Выбрать главу

— Мари Сергевна, простите, — затараторила я, — не о стихах я так, а о переводах. И тоже, простите, не права. Вы же сами, когда у меня были депрессивные дни, и я никак не могла приступить к Фазу Алиевой, которая всегда торопит, («Инна, дорогая, скорэй перэводы, такие стыхы на полу не валяются») перевели для меня два ее стишка и столкнули меня с мертвой точки.

— Ну ладно, ваше овечество румяннное, — засмеялась Петровых, — такые друзья на полу нэ валяются.

Да, Петровых очень тяжело и прежде переносила, как я поняла, периоды молчания. Поэтому у нее много в стихах о неписании стихов, но одно я воспринимаю как утешающее самое себя. Не потому ли строка «Умейте домолчаться до стихов!» — весьма поучительна, особенно для подобных мне, многопишущих.

Был у Марии Сергеевны и дар предчувствия. Летом, в семидесятых годах, а точно в каком — не помню, когда мы с ней решили поселиться в коттедже, первом, если входить в главные ворота, она поселилась внизу, а я на втором этаже в комнате № 6. Помню, путевки получили в разгар лета, я отнесла дамам в литфонд от себя не помню что, а от Петровых — хрустальную вазу под фрукты. Взятки давать я научилась только в литфонд, да и то случайно. Как-то в 68-м году, возвращаясь с Липкиным из Душанбе, я накупила целый чемодан таджикских платьев, сатиновых, с вышивкой на груди и на длинных рукавах. Чтобы дарить. Подарила и двум сотрудницам литфонда, ей-ей, просто так, при всех. При этом присутствовала и одна знакомая писательница и на выходе как бы похвалила меня и поучила: правильно, без взятки нельзя, но ведь не при всех же, разве ты не видела, как они замешкались? Потом не при всех я это делала почти всегда, да и Аришу научила.
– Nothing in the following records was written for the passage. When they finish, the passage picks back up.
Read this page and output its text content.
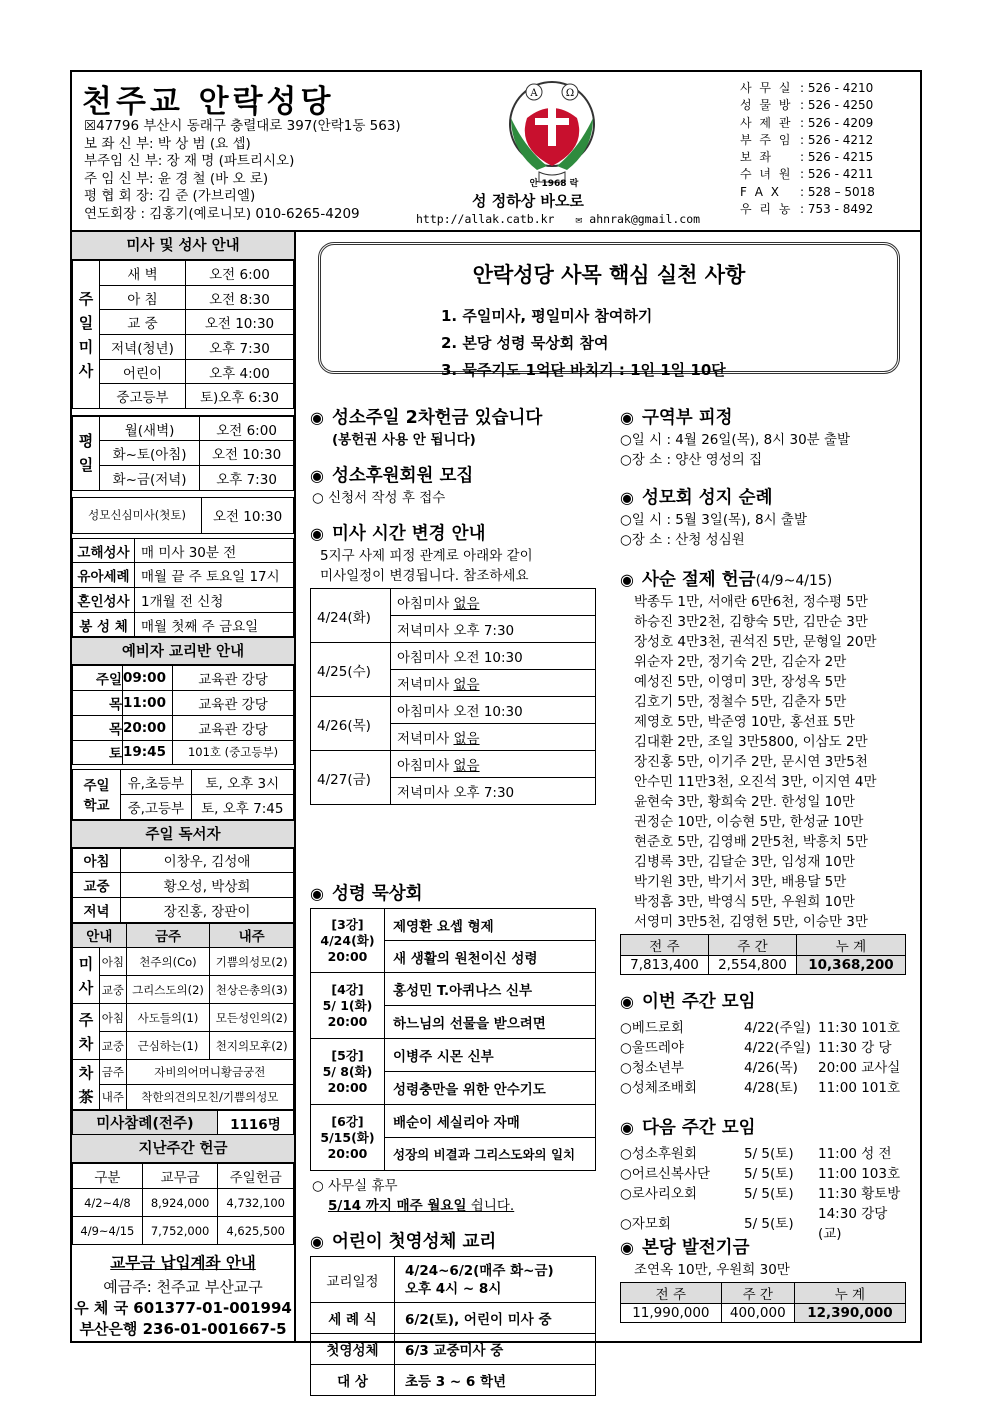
천주교 안락성당
☒47796 부산시 동래구 충렬대로 397(안락1동 563)
보 좌 신 부: 박 상 범 (요 셉)
부주임 신 부: 장 재 명 (파트리시오)
주 임 신 부: 윤 경 철 (바 오 로)
평 협 회 장: 김 준 (가브리엘)
연도회장 : 김홍기(예로니모) 010-6265-4209
A	Ω
안 1968 락
성 정하상 바오로
http://allak.catb.kr ✉ ahnrak@gmail.com
사 무 실 : 526 - 4210
성 물 방 : 526 - 4250
사 제 관 : 526 - 4209
부 주 임 : 526 - 4212
보 좌 : 526 - 4215
수 녀 원 : 526 - 4211
F A X : 528 – 5018
우 리 농 : 753 - 8492
미사 및 성사 안내
주
일
미
사	새 벽	오전 6:00
	아 침	오전 8:30
	교 중	오전 10:30
	저녁(청년)	오후 7:30
	어린이	오후 4:00
	중고등부	토)오후 6:30
평
일	월(새벽)	오전 6:00
	화~토(아침)	오전 10:30
	화~금(저녁)	오후 7:30
성모신심미사(첫토)	오전 10:30
고해성사	매 미사 30분 전
유아세례	매월 끝 주 토요일 17시
혼인성사	1개월 전 신청
봉 성 체	매월 첫째 주 금요일
예비자 교리반 안내
주일	09:00	교육관 강당
목	11:00	교육관 강당
목	20:00	교육관 강당
토	19:45	101호 (중고등부)
주일
학교	유,초등부	토, 오후 3시
	중,고등부	토, 오후 7:45
주일 독서자
아침	이창우, 김성애
교중	황오성, 박상희
저녁	장진홍, 장판이
안내		금주	내주
미
사	아침	천주의(Co)	기쁨의성모(2)
	교중	그리스도의(2)	천상은총의(3)
주
차	아침	사도들의(1)	모든성인의(2)
	교중	근심하는(1)	천지의모후(2)
차
茶	금주	자비의어머니황금궁전	
	내주	착한의견의모친/기쁨의성모	
미사참례(전주)	1116명
지난주간 헌금
구분	교무금	주일헌금
4/2~4/8	8,924,000	4,732,100
4/9~4/15	7,752,000	4,625,500
교무금 납입계좌 안내
예금주: 천주교 부산교구
우 체 국 601377-01-001994
부산은행 236-01-001667-5
안락성당 사목 핵심 실천 사항
1. 주일미사, 평일미사 참여하기
2. 본당 성령 묵상회 참여
3. 묵주기도 1억단 바치기 : 1인 1일 10단
◉ 성소주일 2차헌금 있습니다
(봉헌권 사용 안 됩니다)
◉ 성소후원회원 모집
○ 신청서 작성 후 접수
◉ 미사 시간 변경 안내
5지구 사제 피정 관계로 아래와 같이
미사일정이 변경됩니다. 참조하세요
4/24(화)	아침미사 없음
	저녁미사 오후 7:30
4/25(수)	아침미사 오전 10:30
	저녁미사 없음
4/26(목)	아침미사 오전 10:30
	저녁미사 없음
4/27(금)	아침미사 없음
	저녁미사 오후 7:30
◉ 성령 묵상회
[3강]
4/24(화)
20:00	제영환 요셉 형제
	새 생활의 원천이신 성령

[4강]
5/ 1(화)
20:00	홍성민 T.아퀴나스 신부
	하느님의 선물을 받으려면

[5강]
5/ 8(화)
20:00	이병주 시몬 신부
	성령충만을 위한 안수기도

[6강]
5/15(화)
20:00	배순이 세실리아 자매
	성장의 비결과 그리스도와의 일치
○ 사무실 휴무
5/14 까지 매주 월요일 쉽니다.
◉ 어린이 첫영성체 교리
교리일정	4/24~6/2(매주 화~금)
오후 4시 ~ 8시

세 례 식	6/2(토), 어린이 미사 중
첫영성체	6/3 교중미사 중
대 상	초등 3 ~ 6 학년
◉ 구역부 피정
○일 시 : 4월 26일(목), 8시 30분 출발
○장 소 : 양산 영성의 집
◉ 성모회 성지 순례
○일 시 : 5월 3일(목), 8시 출발
○장 소 : 산청 성심원
◉ 사순 절제 헌금(4/9~4/15)
박종두 1만, 서애란 6만6천, 정수평 5만
하승진 3만2천, 김향숙 5만, 김만순 3만
장성호 4만3천, 권석진 5만, 문형일 20만
위순자 2만, 정기숙 2만, 김순자 2만
예성진 5만, 이영미 3만, 장성옥 5만
김호기 5만, 정철수 5만, 김춘자 5만
제영호 5만, 박준영 10만, 홍선표 5만
김대환 2만, 조일 3만5800, 이삼도 2만
장진홍 5만, 이기주 2만, 문시연 3만5천
안수민 11만3천, 오진석 3만, 이지연 4만
윤현숙 3만, 황희숙 2만. 한성일 10만
권정순 10만, 이승현 5만, 한성균 10만
현준호 5만, 김영배 2만5천, 박흥치 5만
김병록 3만, 김달순 3만, 임성재 10만
박기원 3만, 박기서 3만, 배용달 5만
박정흠 3만, 박영식 5만, 우원희 10만
서영미 3만5천, 김영헌 5만, 이승만 3만
전 주	주 간	누 계
7,813,400	2,554,800	10,368,200
◉ 이번 주간 모임
○베드로회	4/22(주일)	11:30 101호
○울뜨레야	4/22(주일)	11:30 강 당
○청소년부	4/26(목)	20:00 교사실
○성체조배회	4/28(토)	11:00 101호
◉ 다음 주간 모임
○성소후원회	5/ 5(토)	11:00 성 전
○어르신복사단	5/ 5(토)	11:00 103호
○로사리오회	5/ 5(토)	11:30 황토방
○자모회	5/ 5(토)	14:30 강당(교)
◉ 본당 발전기금
조연옥 10만, 우원희 30만
전 주	주 간	누 계
11,990,000	400,000	12,390,000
А по поводу предчувствия Петровых вот что: она поднялась ко мне, оглядела очень милую квадратную комнату и, закурив, вдруг сказала: «Больше в эту комнату не проситесь, в ней обязательно случится несчастье». Я подумала, что Мария Сергеевна так говорит, крайне удрученная отъездом в Израиль ее ученика и друга Анатолия Якобсона. Накануне она меня с ним и познакомила на крыльце, а потом уже в своей комнате с Якобсоном прощалась. Мне запомнилась его широкая улыбка и лохматая курчавость, а может, я и ошибаюсь насчет курчавости. В Израиле он покончит с собой, и Мария Сергеевна с Лидией Корнеевной, тоже любившей Анатолия Якобсона, будут горевать.

Следующей осенью в комнату № 6 приехал Геннадий Шпаликов. Он попросился за мой стол, не знаю уж почему. До этого мы с ним знакомы не были. Он был угрюм, выпивал, кстати, умеренно, но в его добрых глазах темнела неумеренная тоска. Видя, что сосед по столу в угнетенном виде, я как могла пыталась его развлечь всякими устными смешняками. Иногда улыбался. Несколько раз я заходила к Шпаликову, и он читал мне свои стихи, предваряя словами:

— Послушайте, а то кроме осточертевшей мне песни «Я шагаю по Москве», стихов моих никто не знает и знать не хочет.

А я, помнится, завидовала смыслу этой строчки, вот бы и мне, как ни в чем не бывало, шагать по Москве!

Когда я к нему поднялась в очередной раз, у него была первая жена Андрея Тарковского. Он нас познакомил: «Это мой старинный друг, а это новый». Они пили коньяк. А мне, поскольку я с некоторых пор спиртного — ни-ни, предложили чаю. Термос, который Шпаликов взял со стола, у него в руках вдруг распался. Мы со Шпаликовым застыли. А его гостья стала собирать осколки стекла и металлические части и полотенцем вытирать пол. А потом уже он снова читал стихи с тем же предисловием по поводу «Я шагаю по Москве». А утром к завтраку не вышел, но так бывало. Перед обедом я почему-то страшно разволновалась, рассказала отъезжающему Игорю Виноградову о термосе, и пошла к Шпаликову. Постучалась — никакого ответа. Я запаниковала, побежала к Грише Горину.